Similmente, l’applicazione di interessi di mora previsti da norme speciali (es. art. 30 D.P.R. n. 602/1973) è giustificabile in capo al creditore pubblico, ma risulta assai meno sostenibile in favore di un cessionario privato.
Chi può sottoscrivere i titoli emessi dal veicolo di cartolarizzazione?
Il quesito non è peregrino, se si pone attenzione al Sistema Europeo dei Conti, come aggiornato da Eurostat da ultimo con il Reg. UE n. 2023/734 che modifica il precedente Regolamento UE n. 549/2013 e abroga 11 atti giuridici relativi a un precedente SEC (SEC 1995).
Più in particolare, a mente del sistema di contabilità pubblica in questione, la cartolarizzazione dei crediti pubblici non incide sul debito pubblico se l’amministrazione cedente mantiene un coinvolgimento sostanziale nei rischi e benefici dell’operazione. In tal caso, l’operazione viene considerata “on balance” e incide pienamente (rectius negativamente) sul saldo di finanza pubblica.
Per essere pratici, è escluso che i soggetti comunque riconducibili allo Stato possano sottoscrivere le note emesse dal veicolo di cartolarizzazione del magazzino dei crediti fiscali. Infatti, laddove fosse la stessa pubblica amministrazione a sottoscrivere le note emesse dal veicolo, i proventi non verrebbero utilizzati a scopo di investimento e l’operazione non avrebbe alcun effetto migliorativo per i conti pubblici.

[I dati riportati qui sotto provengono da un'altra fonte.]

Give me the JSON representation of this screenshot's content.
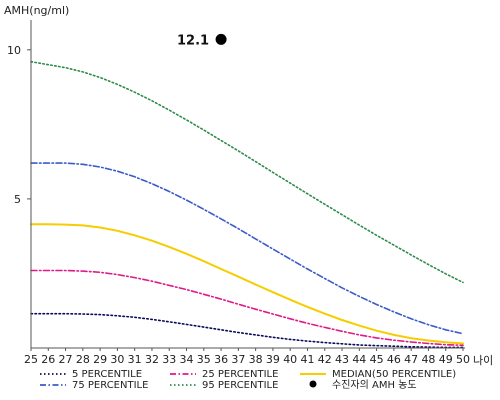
{
  "chart_data": {
    "type": "line",
    "title": "",
    "ylabel": "AMH(ng/ml)",
    "xlabel": "나이",
    "x": [
      25,
      26,
      27,
      28,
      29,
      30,
      31,
      32,
      33,
      34,
      35,
      36,
      37,
      38,
      39,
      40,
      41,
      42,
      43,
      44,
      45,
      46,
      47,
      48,
      49,
      50
    ],
    "xlim": [
      25,
      50
    ],
    "ylim": [
      0,
      11
    ],
    "yticks": [
      5,
      10
    ],
    "grid": false,
    "legend_position": "bottom",
    "series": [
      {
        "name": "5 PERCENTILE",
        "color": "#0a0a5a",
        "dash": "dotted",
        "values": [
          1.15,
          1.15,
          1.15,
          1.14,
          1.12,
          1.08,
          1.03,
          0.96,
          0.88,
          0.79,
          0.7,
          0.61,
          0.52,
          0.44,
          0.36,
          0.29,
          0.23,
          0.18,
          0.14,
          0.1,
          0.08,
          0.06,
          0.04,
          0.03,
          0.02,
          0.02
        ]
      },
      {
        "name": "25 PERCENTILE",
        "color": "#e0198a",
        "dash": "dashdot",
        "values": [
          2.6,
          2.6,
          2.6,
          2.58,
          2.54,
          2.46,
          2.36,
          2.24,
          2.1,
          1.96,
          1.8,
          1.64,
          1.47,
          1.3,
          1.14,
          0.98,
          0.83,
          0.69,
          0.56,
          0.44,
          0.34,
          0.26,
          0.2,
          0.15,
          0.11,
          0.09
        ]
      },
      {
        "name": "MEDIAN(50 PERCENTILE)",
        "color": "#f5cd00",
        "dash": "solid",
        "values": [
          4.15,
          4.15,
          4.14,
          4.11,
          4.04,
          3.93,
          3.78,
          3.6,
          3.39,
          3.16,
          2.91,
          2.65,
          2.39,
          2.13,
          1.87,
          1.62,
          1.38,
          1.15,
          0.94,
          0.75,
          0.58,
          0.44,
          0.33,
          0.25,
          0.19,
          0.15
        ]
      },
      {
        "name": "75 PERCENTILE",
        "color": "#3b5cc8",
        "dash": "dashdot",
        "values": [
          6.2,
          6.2,
          6.2,
          6.16,
          6.07,
          5.93,
          5.74,
          5.51,
          5.25,
          4.96,
          4.65,
          4.33,
          4.0,
          3.66,
          3.32,
          2.98,
          2.65,
          2.33,
          2.02,
          1.73,
          1.46,
          1.21,
          0.98,
          0.78,
          0.61,
          0.48
        ]
      },
      {
        "name": "95 PERCENTILE",
        "color": "#2e8b4a",
        "dash": "dotted",
        "values": [
          9.6,
          9.5,
          9.4,
          9.26,
          9.07,
          8.84,
          8.58,
          8.29,
          7.98,
          7.65,
          7.31,
          6.96,
          6.61,
          6.25,
          5.89,
          5.53,
          5.17,
          4.82,
          4.47,
          4.12,
          3.78,
          3.45,
          3.12,
          2.8,
          2.49,
          2.2
        ]
      }
    ],
    "points": [
      {
        "name": "수진자의 AMH 농도",
        "x": 36,
        "y": 10.35,
        "label": "12.1",
        "color": "#000000"
      }
    ]
  }
}
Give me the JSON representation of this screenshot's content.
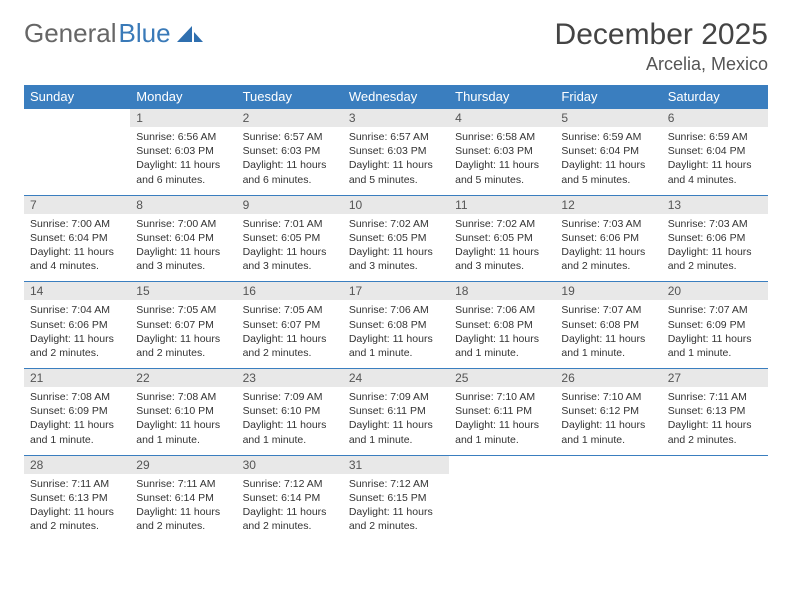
{
  "logo": {
    "text_a": "General",
    "text_b": "Blue"
  },
  "title": "December 2025",
  "location": "Arcelia, Mexico",
  "colors": {
    "header_bg": "#3a7ebf",
    "header_text": "#ffffff",
    "daynum_bg": "#e8e8e8",
    "rule": "#3a7ebf",
    "logo_gray": "#666666",
    "logo_blue": "#3a7ab8"
  },
  "dow": [
    "Sunday",
    "Monday",
    "Tuesday",
    "Wednesday",
    "Thursday",
    "Friday",
    "Saturday"
  ],
  "weeks": [
    [
      {
        "n": "",
        "lines": []
      },
      {
        "n": "1",
        "lines": [
          "Sunrise: 6:56 AM",
          "Sunset: 6:03 PM",
          "Daylight: 11 hours and 6 minutes."
        ]
      },
      {
        "n": "2",
        "lines": [
          "Sunrise: 6:57 AM",
          "Sunset: 6:03 PM",
          "Daylight: 11 hours and 6 minutes."
        ]
      },
      {
        "n": "3",
        "lines": [
          "Sunrise: 6:57 AM",
          "Sunset: 6:03 PM",
          "Daylight: 11 hours and 5 minutes."
        ]
      },
      {
        "n": "4",
        "lines": [
          "Sunrise: 6:58 AM",
          "Sunset: 6:03 PM",
          "Daylight: 11 hours and 5 minutes."
        ]
      },
      {
        "n": "5",
        "lines": [
          "Sunrise: 6:59 AM",
          "Sunset: 6:04 PM",
          "Daylight: 11 hours and 5 minutes."
        ]
      },
      {
        "n": "6",
        "lines": [
          "Sunrise: 6:59 AM",
          "Sunset: 6:04 PM",
          "Daylight: 11 hours and 4 minutes."
        ]
      }
    ],
    [
      {
        "n": "7",
        "lines": [
          "Sunrise: 7:00 AM",
          "Sunset: 6:04 PM",
          "Daylight: 11 hours and 4 minutes."
        ]
      },
      {
        "n": "8",
        "lines": [
          "Sunrise: 7:00 AM",
          "Sunset: 6:04 PM",
          "Daylight: 11 hours and 3 minutes."
        ]
      },
      {
        "n": "9",
        "lines": [
          "Sunrise: 7:01 AM",
          "Sunset: 6:05 PM",
          "Daylight: 11 hours and 3 minutes."
        ]
      },
      {
        "n": "10",
        "lines": [
          "Sunrise: 7:02 AM",
          "Sunset: 6:05 PM",
          "Daylight: 11 hours and 3 minutes."
        ]
      },
      {
        "n": "11",
        "lines": [
          "Sunrise: 7:02 AM",
          "Sunset: 6:05 PM",
          "Daylight: 11 hours and 3 minutes."
        ]
      },
      {
        "n": "12",
        "lines": [
          "Sunrise: 7:03 AM",
          "Sunset: 6:06 PM",
          "Daylight: 11 hours and 2 minutes."
        ]
      },
      {
        "n": "13",
        "lines": [
          "Sunrise: 7:03 AM",
          "Sunset: 6:06 PM",
          "Daylight: 11 hours and 2 minutes."
        ]
      }
    ],
    [
      {
        "n": "14",
        "lines": [
          "Sunrise: 7:04 AM",
          "Sunset: 6:06 PM",
          "Daylight: 11 hours and 2 minutes."
        ]
      },
      {
        "n": "15",
        "lines": [
          "Sunrise: 7:05 AM",
          "Sunset: 6:07 PM",
          "Daylight: 11 hours and 2 minutes."
        ]
      },
      {
        "n": "16",
        "lines": [
          "Sunrise: 7:05 AM",
          "Sunset: 6:07 PM",
          "Daylight: 11 hours and 2 minutes."
        ]
      },
      {
        "n": "17",
        "lines": [
          "Sunrise: 7:06 AM",
          "Sunset: 6:08 PM",
          "Daylight: 11 hours and 1 minute."
        ]
      },
      {
        "n": "18",
        "lines": [
          "Sunrise: 7:06 AM",
          "Sunset: 6:08 PM",
          "Daylight: 11 hours and 1 minute."
        ]
      },
      {
        "n": "19",
        "lines": [
          "Sunrise: 7:07 AM",
          "Sunset: 6:08 PM",
          "Daylight: 11 hours and 1 minute."
        ]
      },
      {
        "n": "20",
        "lines": [
          "Sunrise: 7:07 AM",
          "Sunset: 6:09 PM",
          "Daylight: 11 hours and 1 minute."
        ]
      }
    ],
    [
      {
        "n": "21",
        "lines": [
          "Sunrise: 7:08 AM",
          "Sunset: 6:09 PM",
          "Daylight: 11 hours and 1 minute."
        ]
      },
      {
        "n": "22",
        "lines": [
          "Sunrise: 7:08 AM",
          "Sunset: 6:10 PM",
          "Daylight: 11 hours and 1 minute."
        ]
      },
      {
        "n": "23",
        "lines": [
          "Sunrise: 7:09 AM",
          "Sunset: 6:10 PM",
          "Daylight: 11 hours and 1 minute."
        ]
      },
      {
        "n": "24",
        "lines": [
          "Sunrise: 7:09 AM",
          "Sunset: 6:11 PM",
          "Daylight: 11 hours and 1 minute."
        ]
      },
      {
        "n": "25",
        "lines": [
          "Sunrise: 7:10 AM",
          "Sunset: 6:11 PM",
          "Daylight: 11 hours and 1 minute."
        ]
      },
      {
        "n": "26",
        "lines": [
          "Sunrise: 7:10 AM",
          "Sunset: 6:12 PM",
          "Daylight: 11 hours and 1 minute."
        ]
      },
      {
        "n": "27",
        "lines": [
          "Sunrise: 7:11 AM",
          "Sunset: 6:13 PM",
          "Daylight: 11 hours and 2 minutes."
        ]
      }
    ],
    [
      {
        "n": "28",
        "lines": [
          "Sunrise: 7:11 AM",
          "Sunset: 6:13 PM",
          "Daylight: 11 hours and 2 minutes."
        ]
      },
      {
        "n": "29",
        "lines": [
          "Sunrise: 7:11 AM",
          "Sunset: 6:14 PM",
          "Daylight: 11 hours and 2 minutes."
        ]
      },
      {
        "n": "30",
        "lines": [
          "Sunrise: 7:12 AM",
          "Sunset: 6:14 PM",
          "Daylight: 11 hours and 2 minutes."
        ]
      },
      {
        "n": "31",
        "lines": [
          "Sunrise: 7:12 AM",
          "Sunset: 6:15 PM",
          "Daylight: 11 hours and 2 minutes."
        ]
      },
      {
        "n": "",
        "lines": []
      },
      {
        "n": "",
        "lines": []
      },
      {
        "n": "",
        "lines": []
      }
    ]
  ]
}
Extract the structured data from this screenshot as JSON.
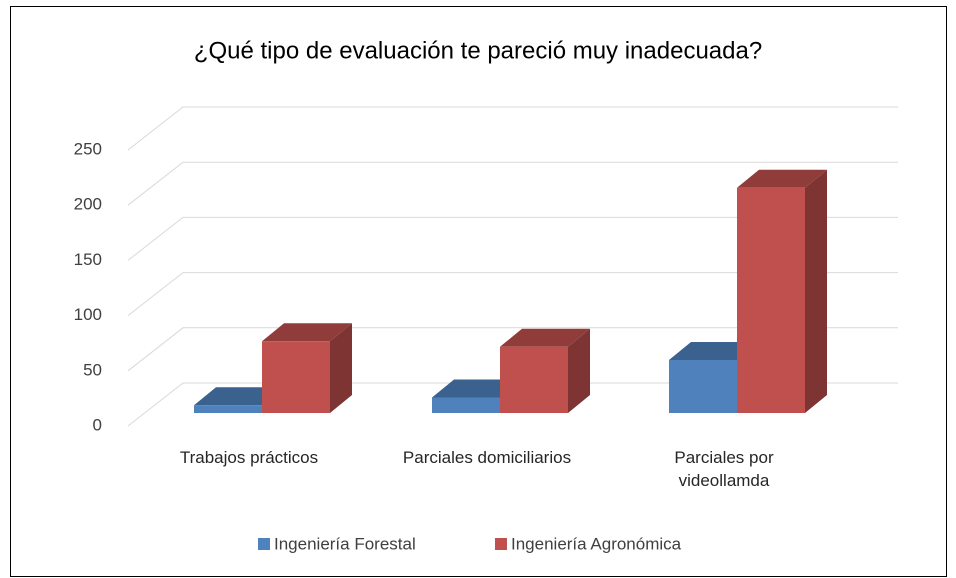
{
  "chart_data": {
    "type": "bar3d",
    "title": "¿Qué tipo de evaluación te pareció muy inadecuada?",
    "categories": [
      "Trabajos prácticos",
      "Parciales domiciliarios",
      "Parciales por videollamda"
    ],
    "series": [
      {
        "name": "Ingeniería Forestal",
        "color": "#4f81bd",
        "values": [
          7,
          14,
          48
        ]
      },
      {
        "name": "Ingeniería Agronómica",
        "color": "#c0504d",
        "values": [
          65,
          60,
          204
        ]
      }
    ],
    "ylim": [
      0,
      250
    ],
    "yticks": [
      0,
      50,
      100,
      150,
      200,
      250
    ],
    "grid": true,
    "legend": "bottom"
  }
}
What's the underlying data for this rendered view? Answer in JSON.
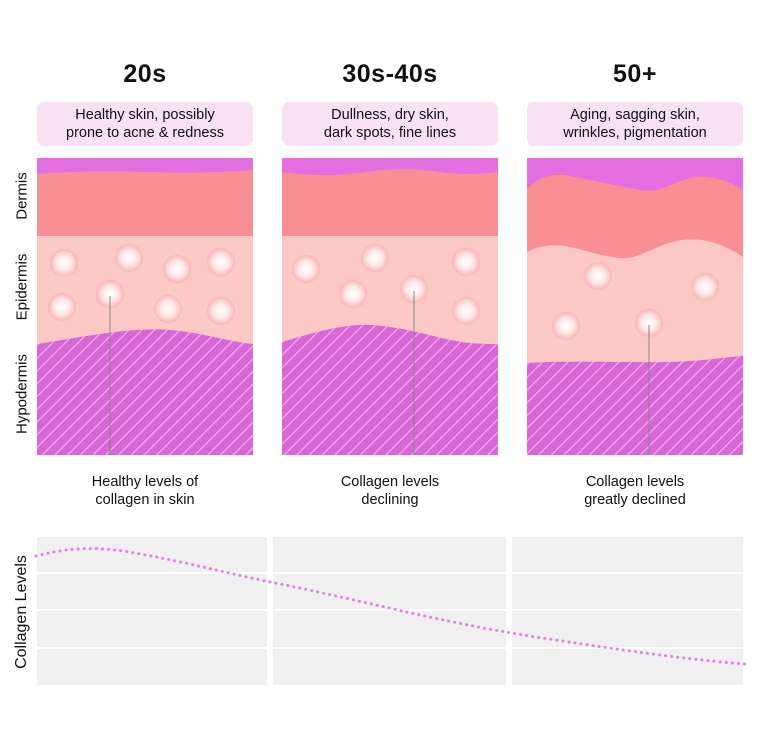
{
  "stages": [
    {
      "age": "20s",
      "symptoms": "Healthy skin, possibly\nprone to acne & redness",
      "caption": "Healthy levels of\ncollagen in skin"
    },
    {
      "age": "30s-40s",
      "symptoms": "Dullness, dry skin,\ndark spots, fine lines",
      "caption": "Collagen levels\ndeclining"
    },
    {
      "age": "50+",
      "symptoms": "Aging, sagging skin,\nwrinkles, pigmentation",
      "caption": "Collagen levels\ngreatly declined"
    }
  ],
  "layers": [
    "Dermis",
    "Epidermis",
    "Hypodermis"
  ],
  "graph": {
    "axis_label": "Collagen Levels"
  },
  "colors": {
    "top_band": "#e46fe0",
    "dermis": "#f88f95",
    "epidermis": "#fbc8c6",
    "hypodermis": "#d966d6",
    "box": "#f7e1f3",
    "graph_bg": "#f0f0f0",
    "curve": "#e27fe6"
  }
}
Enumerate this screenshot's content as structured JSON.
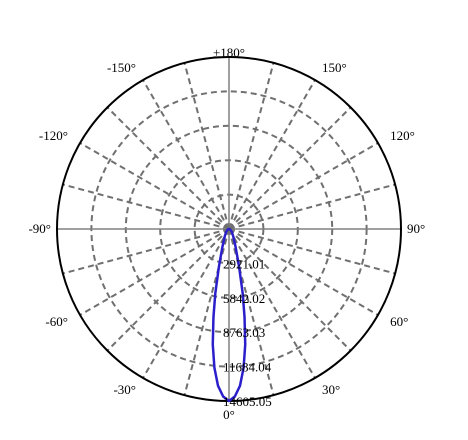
{
  "chart_data": {
    "type": "polar",
    "angle_labels": [
      {
        "deg": 180,
        "text": "±180°"
      },
      {
        "deg": 150,
        "text": "150°"
      },
      {
        "deg": 120,
        "text": "120°"
      },
      {
        "deg": 90,
        "text": "90°"
      },
      {
        "deg": 60,
        "text": "60°"
      },
      {
        "deg": 30,
        "text": "30°"
      },
      {
        "deg": 0,
        "text": "0°"
      },
      {
        "deg": -30,
        "text": "-30°"
      },
      {
        "deg": -60,
        "text": "-60°"
      },
      {
        "deg": -90,
        "text": "-90°"
      },
      {
        "deg": -120,
        "text": "-120°"
      },
      {
        "deg": -150,
        "text": "-150°"
      }
    ],
    "radial_ticks": [
      2921.01,
      5842.02,
      8763.03,
      11684.04,
      14605.05
    ],
    "radial_tick_labels": [
      "2921.01",
      "5842.02",
      "8763.03",
      "11684.04",
      "14605.05"
    ],
    "r_max": 14605.05,
    "spoke_step_deg": 15,
    "grid": true,
    "series": [
      {
        "color": "#2b1fcc",
        "points": [
          {
            "angle": 0,
            "value": 14605.05
          },
          {
            "angle": 2,
            "value": 14230
          },
          {
            "angle": 4,
            "value": 13350
          },
          {
            "angle": 6,
            "value": 11850
          },
          {
            "angle": 8,
            "value": 9900
          },
          {
            "angle": 10,
            "value": 7600
          },
          {
            "angle": 12,
            "value": 5600
          },
          {
            "angle": 15,
            "value": 3300
          },
          {
            "angle": 20,
            "value": 1650
          },
          {
            "angle": 30,
            "value": 720
          },
          {
            "angle": 45,
            "value": 330
          },
          {
            "angle": 60,
            "value": 150
          },
          {
            "angle": 75,
            "value": 60
          },
          {
            "angle": 90,
            "value": 0
          }
        ]
      }
    ]
  }
}
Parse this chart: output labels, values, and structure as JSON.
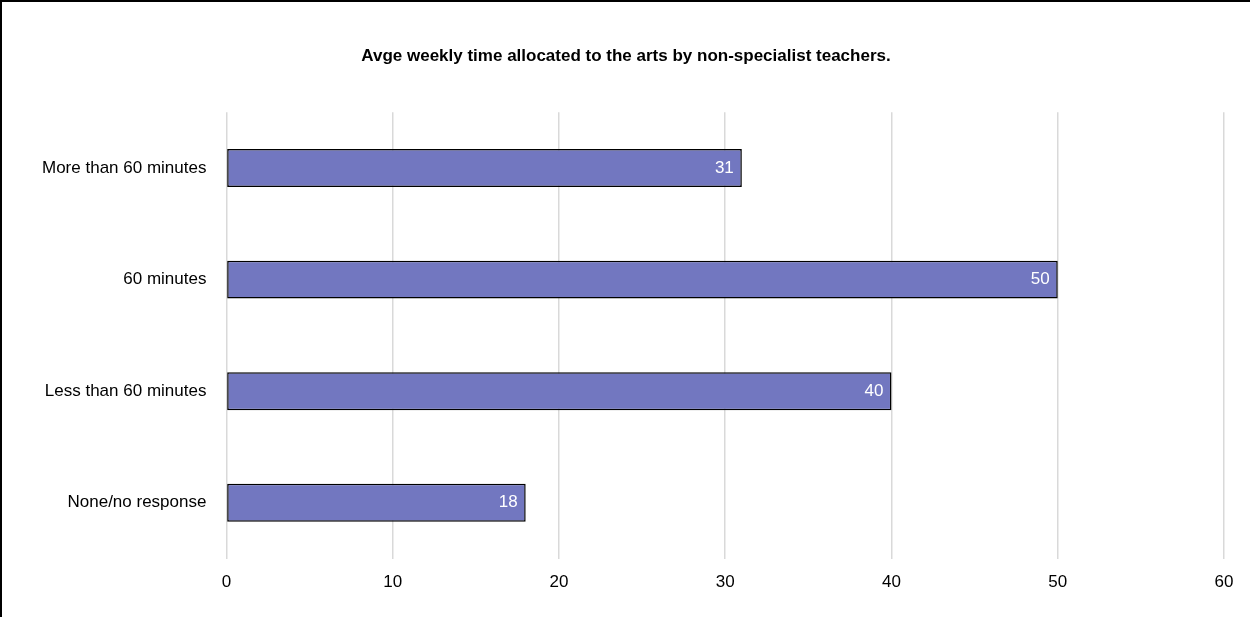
{
  "chart_data": {
    "type": "bar",
    "orientation": "horizontal",
    "title": "Avge weekly time allocated to the arts by non-specialist teachers.",
    "categories": [
      "More than 60 minutes",
      "60 minutes",
      "Less than 60 minutes",
      "None/no response"
    ],
    "values": [
      31,
      50,
      40,
      18
    ],
    "color": "#7277c0",
    "xlim": [
      0,
      60
    ],
    "xticks": [
      0,
      10,
      20,
      30,
      40,
      50,
      60
    ],
    "grid": "x",
    "data_labels": true
  }
}
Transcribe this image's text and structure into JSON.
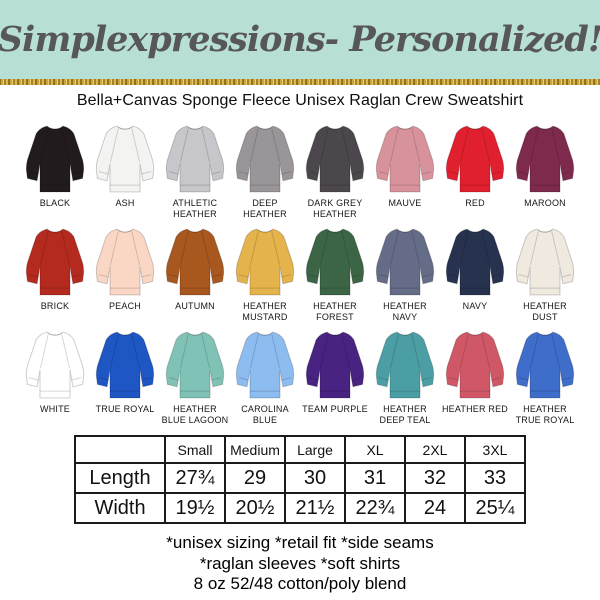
{
  "header": {
    "brand": "Simplexpressions- Personalized!",
    "banner_bg": "#b7dfd5",
    "banner_text_color": "#57575a",
    "glitter_gold": "#caa63c"
  },
  "product_title": "Bella+Canvas Sponge Fleece Unisex Raglan Crew Sweatshirt",
  "colors": [
    {
      "label": "BLACK",
      "hex": "#211b1e"
    },
    {
      "label": "ASH",
      "hex": "#f3f3f1"
    },
    {
      "label": "ATHLETIC HEATHER",
      "hex": "#c6c6cb"
    },
    {
      "label": "DEEP HEATHER",
      "hex": "#999599"
    },
    {
      "label": "DARK GREY HEATHER",
      "hex": "#4c474c"
    },
    {
      "label": "MAUVE",
      "hex": "#d8929c"
    },
    {
      "label": "RED",
      "hex": "#e1202f"
    },
    {
      "label": "MAROON",
      "hex": "#7e2a4d"
    },
    {
      "label": "BRICK",
      "hex": "#b42a1f"
    },
    {
      "label": "PEACH",
      "hex": "#f9d7c4"
    },
    {
      "label": "AUTUMN",
      "hex": "#a8571f"
    },
    {
      "label": "HEATHER MUSTARD",
      "hex": "#e5b34b"
    },
    {
      "label": "HEATHER FOREST",
      "hex": "#3c6546"
    },
    {
      "label": "HEATHER NAVY",
      "hex": "#656c88"
    },
    {
      "label": "NAVY",
      "hex": "#27324f"
    },
    {
      "label": "HEATHER DUST",
      "hex": "#efe9e0"
    },
    {
      "label": "WHITE",
      "hex": "#ffffff"
    },
    {
      "label": "TRUE ROYAL",
      "hex": "#1e56c4"
    },
    {
      "label": "HEATHER BLUE LAGOON",
      "hex": "#80c2b6"
    },
    {
      "label": "CAROLINA BLUE",
      "hex": "#8cbcf0"
    },
    {
      "label": "TEAM PURPLE",
      "hex": "#482381"
    },
    {
      "label": "HEATHER DEEP TEAL",
      "hex": "#4b9fa4"
    },
    {
      "label": "HEATHER RED",
      "hex": "#d05866"
    },
    {
      "label": "HEATHER TRUE ROYAL",
      "hex": "#3e6dca"
    }
  ],
  "size_table": {
    "columns": [
      "",
      "Small",
      "Medium",
      "Large",
      "XL",
      "2XL",
      "3XL"
    ],
    "rows": [
      {
        "label": "Length",
        "values": [
          "27¾",
          "29",
          "30",
          "31",
          "32",
          "33"
        ]
      },
      {
        "label": "Width",
        "values": [
          "19½",
          "20½",
          "21½",
          "22¾",
          "24",
          "25¼"
        ]
      }
    ]
  },
  "footnotes": [
    "*unisex sizing *retail fit *side seams",
    "*raglan sleeves *soft shirts",
    "8 oz 52/48 cotton/poly blend"
  ]
}
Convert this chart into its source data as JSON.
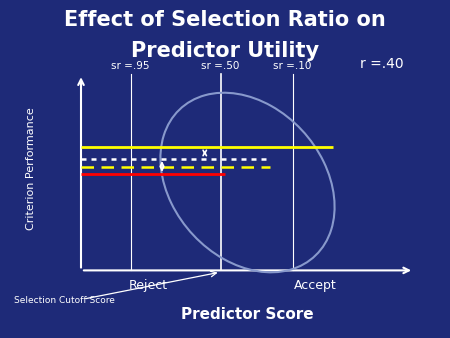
{
  "title_line1": "Effect of Selection Ratio on",
  "title_line2": "Predictor Utility",
  "bg_color": "#1E2A78",
  "text_color": "#ffffff",
  "title_fontsize": 15,
  "ylabel": "Criterion Performance",
  "xlabel": "Predictor Score",
  "sr_labels": [
    "sr =.95",
    "sr =.50",
    "sr =.10"
  ],
  "r_label": "r =.40",
  "reject_label": "Reject",
  "accept_label": "Accept",
  "cutoff_label": "Selection Cutoff Score",
  "ellipse_color": "#8899cc",
  "line_yellow_color": "yellow",
  "line_dotted_color": "white",
  "line_dashed_color": "yellow",
  "line_red_color": "red",
  "arrow_color": "white"
}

Last but not least, la questione del prezzo di cessione resta centrale. E’ necessario procedere mediante gara pubblica alla selezione del cessionario? O la determinazione del prezzo può essere rimessa alla libera discrezionalità del cedente?
A ben vedere la fissazione del corrispettivo deve avvenire in coerenza con il valore atteso di realizzo e secondo criteri oggettivi, per evitare fenomeni di sottovalutazione lesivi dell’interesse pubblico. Questo implica lo svolgimento di una procedura di selezione competitiva con rigorosi criteri di ammissione e precisi argini al ribasso speculativo dei valori di cessione.
Orbene, a voler trarre alcune preliminari conclusioni, quello che sembra è che, pur essendo astrattamente ammissibile, la cessione e cartolarizzazione del magazzino crediti fiscali non si presenta neutra, né sul piano giuridico, né su quello contabile. Anzi, stanti i limiti normativi fissati dal sistema dei conti pubblici, permarrebbe il rischio che tale operazione accresca il debito pubblico.